- Polling companies struggled to reach young and working class
- Larger, slower, face-to-face survey got closer result
The failure of British polling companies to predict David Cameron’s election victory last year may have been because they were talking to the wrong people, according to an analysis by one of the country’s leading political academics.
The result, with Cameron winning a majority that few had predicted, meant a crisis not just for the opposition Labour Party but also for pollsters. The British Polling Council ordered an immediate inquiry, which will present its interim conclusions on Jan. 19.
John Curtice, professor of politics at Strathclyde University in Glasgow and president of the BPC, analyzed the results of the British Social Attitudes survey, an annual look at how the country views a wide range of issues. In a paper published Thursday, he argued it had been more successful than regular opinion polls in finding supporters of Cameron’s Conservative Party.
“The source of the polls’ problem did not lie in how the pollsters’ questions were answered but rather in who was answering them in the first place,” Curtice wrote.
In particular, the pollsters were better at finding middle-class than working-class people and worse at finding the young than older voters.

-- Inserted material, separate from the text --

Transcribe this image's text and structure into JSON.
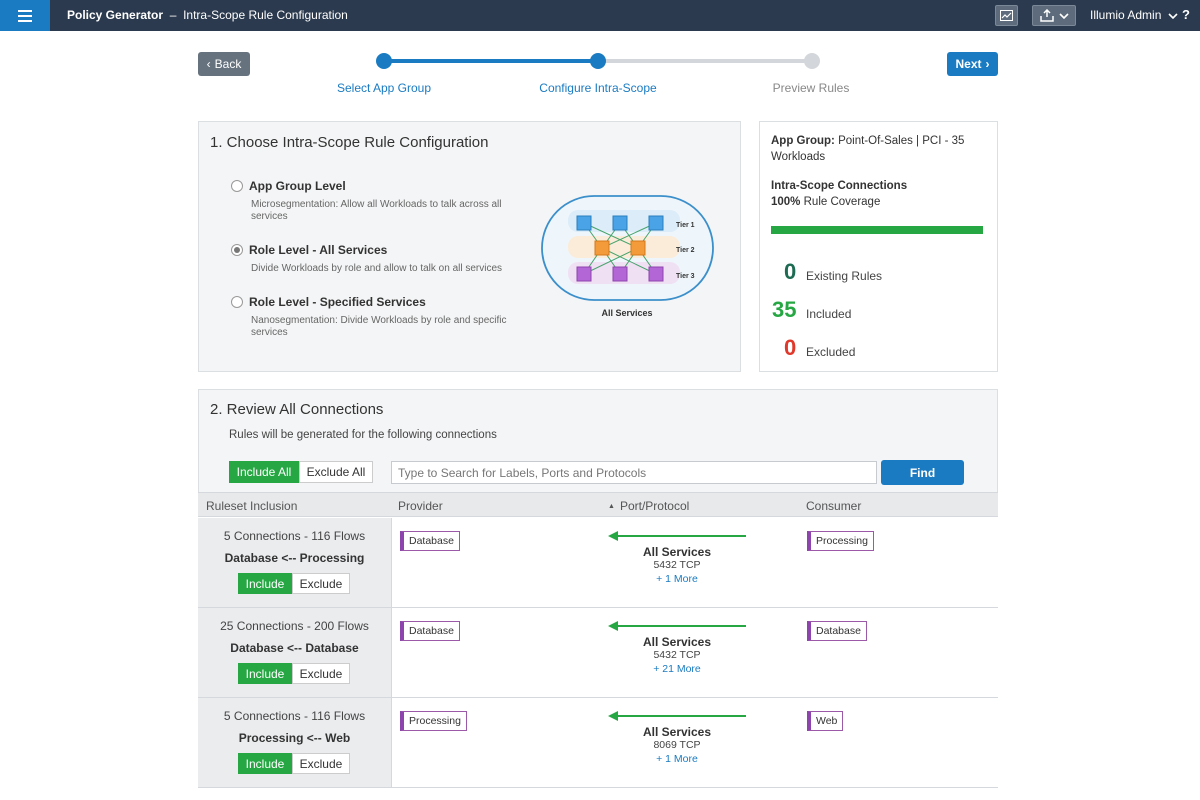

Because this meant that those they did find were given greater weight, there was a danger of error if the interviewees were unrepresentative of their groups. Curtice also found evidence to support the so-called “Lazy Labour” effect, with non-voters more likely to be Labour-supporting.
While most political opinion polls rely on one or two questions asked of around 2,000 people by telephone or online, more than 4,000 people are interviewed face-to-face for the BSA. And whereas pollsters generally keep trying to contact new people until they have enough responses, those conducting the BSA identify target interviewees and make at least six attempts to contact each.
In practice, this method is likely to be too slow and time-consuming to be of practical use in trying to predict election outcomes. It’s also not perfectly accurate. Curtice’s paper shows that, while the BSA did find -- after the event -- a Conservative lead over Labour that eluded other pollsters, it overestimated the share of the vote that both Labour and the Tories would get by about 2 percent.